与野党の超党派による「LGBTに関する課題を考える議員連盟」(会長・馳浩氏)は8日、国会内で役員会を開いた。
LGBT理解増進法案案は、一昨年に同議連で議員立法として取りまとめられたが、自民党の保守派議員の反発を受けて国会提出が見送られていた。
しかし岸田文雄首相の元秘書官が差別発言で更迭されたのを契機に法整備を求める動きが加速。この日は、同議連の会長代理を務める稲田朋美元防衛相や立憲民主党の西村智奈美代表代行など約10人の国会議員が参加した。
同役員会では、米国で性的少数派の人権を擁護する外交活動を行うジェシカ・スターン人権促進担当特使らと1時間にわたって意見交換した。
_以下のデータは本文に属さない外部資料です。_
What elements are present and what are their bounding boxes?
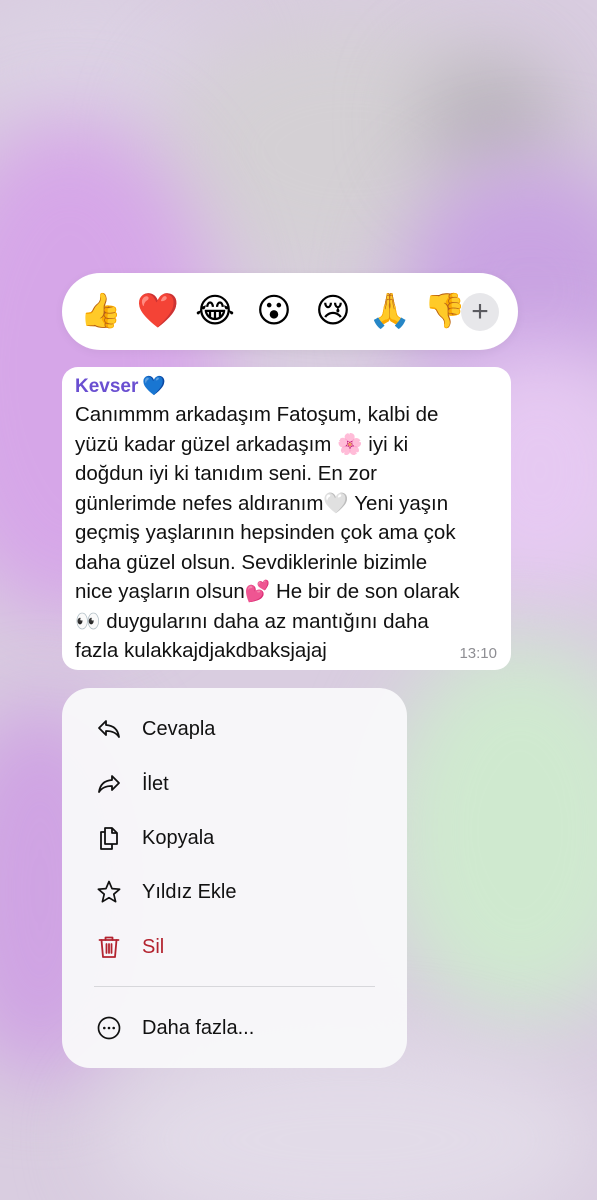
menu-item-star[interactable]: Yıldız Ekle	[62, 870, 407, 914]
menu-item-label: Sil	[142, 935, 165, 958]
message-bubble: Kevser 💙 Canımmm arkadaşım Fatoşum, kalbi…	[62, 367, 511, 670]
message-text: Canımmm arkadaşım Fatoşum, kalbi de yüzü…	[75, 400, 507, 666]
menu-item-label: Daha fazla...	[142, 1016, 255, 1039]
reaction-thumbs-up[interactable]: 👍	[79, 289, 123, 333]
menu-item-label: Kopyala	[142, 826, 215, 849]
message-line: günlerimde nefes aldıranım🤍 Yeni yaşın	[75, 491, 449, 515]
more-reactions-button[interactable]: +	[461, 293, 499, 331]
menu-item-label: Cevapla	[142, 717, 216, 740]
message-line: 👀 duygularını daha az mantığını daha	[75, 609, 429, 633]
menu-item-delete[interactable]: Sil	[62, 925, 407, 969]
menu-item-forward[interactable]: İlet	[62, 762, 407, 806]
message-line: Canımmm arkadaşım Fatoşum, kalbi de	[75, 403, 439, 426]
sender-heart-emoji: 💙	[142, 376, 167, 397]
message-line: doğdun iyi ki tanıdım seni. En zor	[75, 462, 377, 485]
copy-icon	[95, 824, 123, 852]
reaction-pray[interactable]: 🙏	[368, 289, 412, 333]
message-line: geçmiş yaşlarının hepsinden çok ama çok	[75, 521, 456, 544]
reaction-laugh[interactable]: 😂	[193, 289, 237, 333]
message-line: nice yaşların olsun💕 He bir de son olara…	[75, 580, 460, 603]
message-line: yüzü kadar güzel arkadaşım 🌸 iyi ki	[75, 432, 409, 456]
forward-icon	[95, 770, 123, 798]
star-icon	[95, 878, 123, 906]
menu-item-more[interactable]: Daha fazla...	[62, 1006, 407, 1050]
menu-divider	[94, 986, 375, 987]
sender-name: Kevser 💙	[75, 374, 166, 398]
reaction-surprised[interactable]: 😮	[252, 289, 296, 333]
menu-item-label: İlet	[142, 772, 169, 795]
sender-label: Kevser	[75, 376, 139, 397]
trash-icon	[95, 933, 123, 961]
plus-icon: +	[471, 295, 489, 328]
reaction-heart[interactable]: ❤️	[136, 289, 180, 333]
menu-item-copy[interactable]: Kopyala	[62, 816, 407, 860]
reply-icon	[95, 715, 123, 743]
more-icon	[95, 1014, 123, 1042]
menu-item-reply[interactable]: Cevapla	[62, 707, 407, 751]
message-line: daha güzel olsun. Sevdiklerinle bizimle	[75, 550, 428, 574]
reaction-bar: 👍 ❤️ 😂 😮 😢 🙏 👎	[62, 273, 518, 350]
reaction-sad[interactable]: 😢	[311, 289, 355, 333]
message-line: fazla kulakkajdjakdbaksjajaj	[75, 639, 327, 662]
message-timestamp: 13:10	[459, 645, 497, 662]
context-menu: Cevapla İlet Kopyala Yıldız Ekle Sil Dah…	[62, 688, 407, 1068]
menu-item-label: Yıldız Ekle	[142, 880, 237, 903]
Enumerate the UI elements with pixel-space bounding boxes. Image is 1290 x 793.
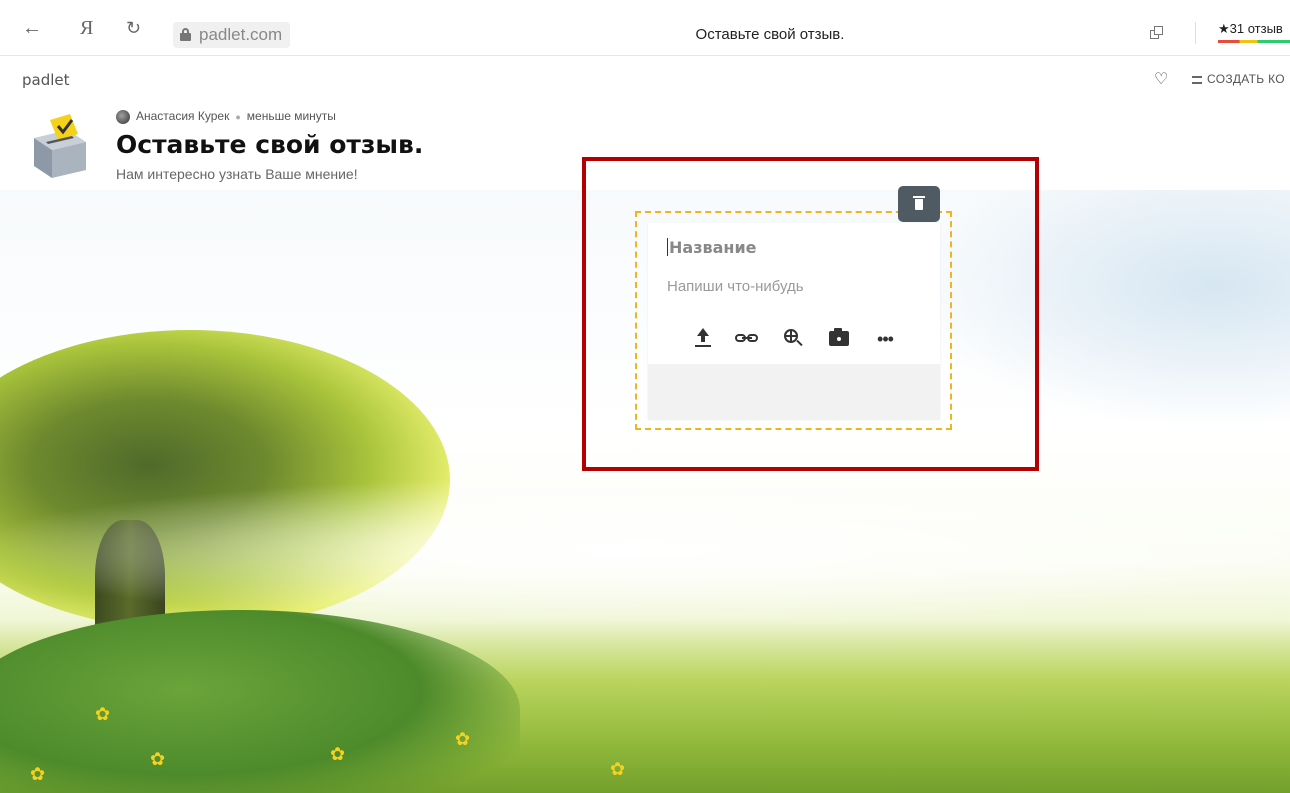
- address-bar[interactable]: padlet.com: [173, 22, 291, 48]
- separator-dot: ●: [235, 111, 241, 122]
- board-header: Анастасия Курек ● меньше минуты Оставьте с…: [28, 108, 448, 188]
- flower-decor: ✿: [150, 749, 166, 769]
- avatar[interactable]: [116, 109, 130, 124]
- url-text: padlet.com: [199, 25, 283, 44]
- camera-icon[interactable]: [826, 326, 852, 352]
- author-line: Анастасия Курек ● меньше минуты: [116, 109, 336, 124]
- flower-decor: ✿: [610, 759, 626, 779]
- attachment-toolbar: •••: [690, 326, 910, 354]
- mist: [0, 480, 1290, 620]
- ballot-box-icon: [34, 114, 86, 178]
- search-web-icon[interactable]: [780, 326, 806, 352]
- heart-icon[interactable]: ♡: [1154, 69, 1168, 89]
- back-arrow-icon[interactable]: ←: [22, 18, 42, 38]
- yandex-logo-icon[interactable]: Я: [80, 18, 93, 38]
- composer-footer: [648, 364, 940, 419]
- post-title-input[interactable]: Название: [667, 238, 927, 260]
- board-title: Оставьте свой отзыв.: [116, 130, 424, 159]
- post-body-input[interactable]: Напиши что-нибудь: [667, 278, 927, 295]
- more-options-icon[interactable]: •••: [872, 326, 898, 352]
- flower-decor: ✿: [95, 704, 111, 724]
- flower-decor: ✿: [330, 744, 346, 764]
- padlet-logo[interactable]: padlet: [22, 71, 70, 89]
- page-tab-title: Оставьте свой отзыв.: [695, 26, 845, 43]
- reviews-badge[interactable]: ★31 отзыв: [1218, 21, 1283, 37]
- board-description: Нам интересно узнать Ваше мнение!: [116, 166, 358, 182]
- padlet-header: padlet ♡ СОЗДАТЬ КО: [0, 57, 1290, 103]
- upload-icon[interactable]: [690, 326, 716, 352]
- toolbar-divider: [1195, 22, 1196, 44]
- flower-decor: ✿: [455, 729, 471, 749]
- trash-icon: [913, 196, 925, 210]
- author-name: Анастасия Курек: [136, 109, 230, 123]
- delete-post-button[interactable]: [898, 186, 940, 222]
- post-title-placeholder: Название: [669, 238, 757, 257]
- reload-icon[interactable]: ↻: [126, 18, 141, 38]
- remake-button[interactable]: СОЗДАТЬ КО: [1192, 72, 1285, 86]
- text-caret: [667, 238, 668, 256]
- link-icon[interactable]: [734, 326, 760, 352]
- tabs-icon[interactable]: [1150, 26, 1164, 40]
- flower-decor: ✿: [30, 764, 46, 784]
- rating-bar: [1218, 40, 1290, 43]
- lock-icon: [180, 28, 191, 41]
- time-ago: меньше минуты: [246, 109, 336, 123]
- remake-icon: [1192, 75, 1202, 84]
- remake-label: СОЗДАТЬ КО: [1207, 72, 1285, 86]
- browser-toolbar: ← Я ↻ padlet.com Оставьте свой отзыв. ★3…: [0, 0, 1290, 56]
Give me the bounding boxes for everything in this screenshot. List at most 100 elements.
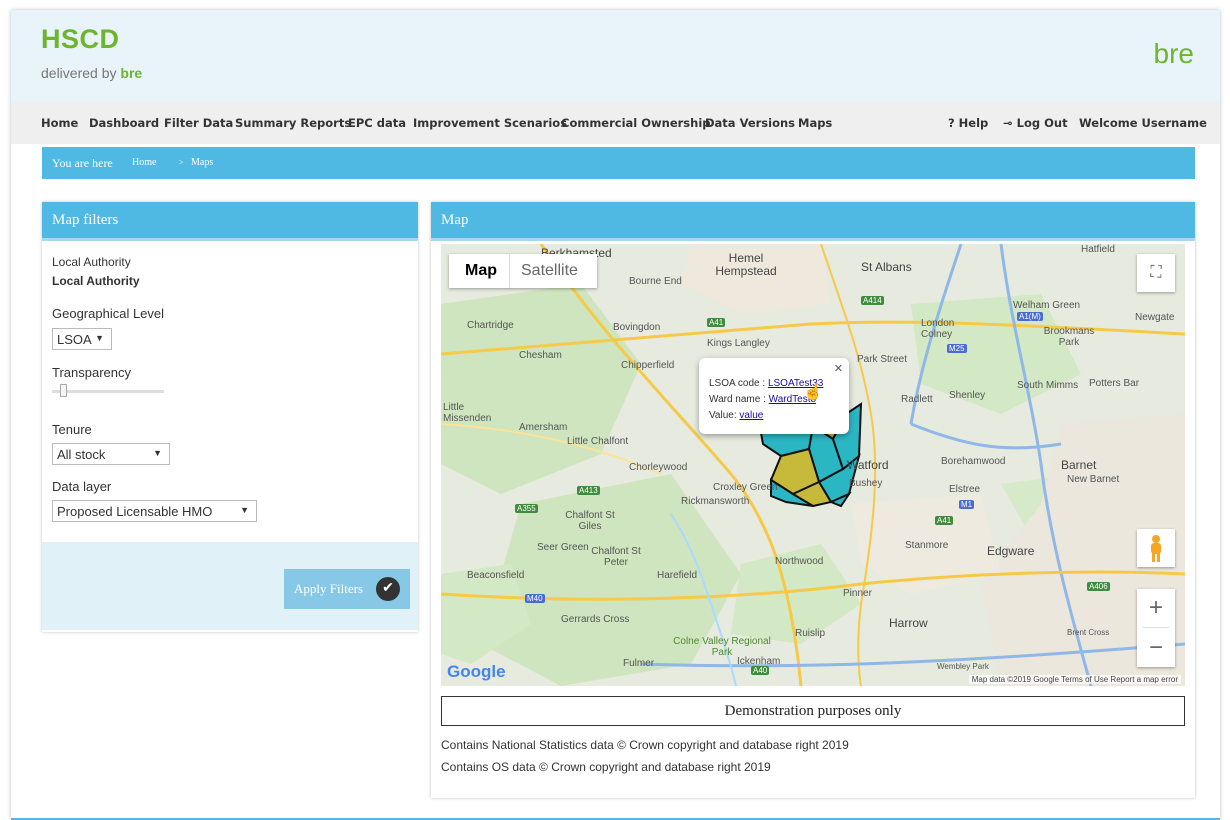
app-header: HSCD delivered by bre bre [11,10,1220,102]
popup-value-row: Value: value [709,410,763,421]
geo-level-label: Geographical Level [52,306,165,321]
road-shield: M25 [947,344,967,353]
road-shield: A413 [577,486,600,495]
slider-track [52,390,164,393]
map-place-label: Pinner [843,588,872,599]
close-icon[interactable]: ✕ [834,362,843,375]
road-shield: A406 [1087,582,1110,591]
map-place-label: Little Chalfont [567,436,629,447]
map-place-label: Chalfont St Peter [591,546,641,568]
map-place-label: Barnet [1061,458,1097,472]
map-place-label: Amersham [519,422,568,433]
map-place-label: Park Street [857,354,908,365]
pegman-icon [1151,535,1161,562]
breadcrumb: You are here Home > Maps [42,147,1195,179]
map-place-label: Harefield [657,570,698,581]
map-place-label: Chartridge [467,320,514,331]
map-place-label: Elstree [949,484,981,495]
zoom-out-button[interactable]: − [1137,629,1175,667]
map-place-label: Chesham [519,350,562,361]
popup-ward-row: Ward name : WardTest8 [709,394,816,405]
fullscreen-button[interactable]: ⛶ [1137,254,1175,292]
road-shield: A1(M) [1017,312,1043,321]
map-place-label: Shenley [949,390,986,401]
map-place-label: Borehamwood [941,456,1006,467]
map-place-label: St Albans [861,260,912,274]
map-place-label: Beaconsfield [467,570,525,581]
app-frame: HSCD delivered by bre bre Home Dashboard… [11,10,1220,820]
map-place-label: Watford [847,458,889,472]
slider-handle[interactable] [60,384,67,397]
tagline-prefix: delivered by [41,65,117,81]
data-layer-select[interactable]: Proposed Licensable HMO ▼ [52,500,257,522]
transparency-slider[interactable] [52,384,164,398]
map-place-label: London Colney [921,318,955,340]
map-filters-title: Map filters [52,212,119,228]
map-type-map-button[interactable]: Map [465,262,497,280]
road-shield: A414 [861,296,884,305]
popup-ward-label: Ward name : [709,394,766,405]
map-place-label: Croxley Green [713,482,778,493]
map-place-label: Welham Green [1013,300,1081,311]
apply-filters-button[interactable]: Apply Filters ✔ [284,569,410,609]
logo-tagline: delivered by bre [41,65,142,81]
demo-notice: Demonstration purposes only [441,696,1185,726]
breadcrumb-home[interactable]: Home [132,157,156,168]
google-logo[interactable]: Google [447,662,506,682]
data-layer-value: Proposed Licensable HMO [57,504,213,519]
map-place-label: Hatfield [1081,244,1115,255]
map-panel-title: Map [441,212,469,228]
nav-summary-reports[interactable]: Summary Reports [235,116,351,130]
copyright-os: Contains OS data © Crown copyright and d… [441,760,771,774]
map-place-label: Ruislip [795,628,826,639]
checkmark-icon: ✔ [376,577,400,601]
street-view-pegman[interactable] [1137,529,1175,567]
google-map[interactable]: Berkhamsted Hemel Hempstead St Albans Ha… [441,244,1185,686]
nav-commercial-ownership[interactable]: Commercial Ownership [561,116,711,130]
nav-dashboard[interactable]: Dashboard [89,116,159,130]
map-place-label: New Barnet [1067,474,1120,485]
nav-home[interactable]: Home [41,116,78,130]
tenure-label: Tenure [52,422,92,437]
caret-down-icon: ▼ [95,333,104,343]
zoom-control: + − [1137,589,1175,667]
hscd-logo[interactable]: HSCD [41,24,120,55]
logout-label: Log Out [1016,116,1068,130]
map-type-divider [509,254,510,288]
nav-epc-data[interactable]: EPC data [348,116,406,130]
map-place-label: Bourne End [629,276,682,287]
road-shield: A41 [935,516,954,525]
map-attribution[interactable]: Map data ©2019 Google Terms of Use Repor… [968,675,1181,684]
map-type-satellite-button[interactable]: Satellite [521,262,578,280]
map-place-label: Radlett [901,394,933,405]
map-place-label: Potters Bar [1089,378,1140,389]
nav-maps[interactable]: Maps [798,116,832,130]
welcome-user: Welcome Username [1079,116,1207,130]
nav-filter-data[interactable]: Filter Data [164,116,233,130]
map-place-label: Bovingdon [613,322,661,333]
bre-logo: bre [1153,38,1194,69]
main-nav: Home Dashboard Filter Data Summary Repor… [11,102,1220,144]
map-place-label: Northwood [775,556,824,567]
map-place-label: South Mimms [1017,380,1079,391]
caret-down-icon: ▼ [240,505,249,515]
breadcrumb-separator: > [179,158,184,167]
zoom-in-button[interactable]: + [1137,589,1175,627]
road-shield: M40 [525,594,545,603]
tenure-select[interactable]: All stock ▼ [52,443,170,465]
map-place-label: Brookmans Park [1043,326,1095,348]
tagline-brand: bre [120,65,143,81]
nav-improvement-scenarios[interactable]: Improvement Scenarios [413,116,567,130]
help-link[interactable]: ? Help [948,116,988,130]
apply-filters-label: Apply Filters [294,581,363,596]
popup-value-link[interactable]: value [739,410,763,421]
map-place-label: Fulmer [623,658,655,669]
logout-link[interactable]: ⊸ Log Out [1003,116,1068,130]
lsoa-info-popup: ✕ LSOA code : LSOATest33 Ward name : War… [699,358,849,434]
breadcrumb-current: Maps [191,157,214,168]
local-authority-label: Local Authority [52,255,131,269]
map-place-label: Edgware [987,544,1035,558]
nav-data-versions[interactable]: Data Versions [705,116,795,130]
caret-down-icon: ▼ [153,448,162,458]
geo-level-select[interactable]: LSOA ▼ [52,328,112,350]
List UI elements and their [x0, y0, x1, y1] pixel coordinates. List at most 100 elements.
終了後、会見に応じた稲田氏は「1年半前に成立できなかったLGBT理解増進法案の成立に向けて、大きな流れが生じている時に、アメリカのジェシカさんらと意見交換できたことは勇気づけられた」と語った。
今国会でのLGBT理解増進法案の成立に向けては「もちろん、各党それぞれの意見がある。まだまだ調整しなくてはいけない点があるとは思います。ただ今の流れからして、G7サミット(主要7か国首脳会議=5月19日から広島で開催)の前にしっかりと法律を作っていくという『一歩だ』ということについては(各党で)共通の認識ができていると思っている。私はG7までにこの法律を成立させるということが必要だと思っています」
4月の統一地方選、来年度の予算案を成立させて、5月のG7サミットまでの間にLGBT理解増進法案を成立するにはきついスケジュールを踏むことになる。
稲田氏は「ジェシカ大使からも(今国会中に同法が成立できるのか)質問された。何が起こるかわからないのですが、でも余裕もあるので、成立に向けていきたいと思っています」と意気込みを語った。
同法案の成立に向けては、自民党内で反対議員が多いことから党内調整がカギを握る。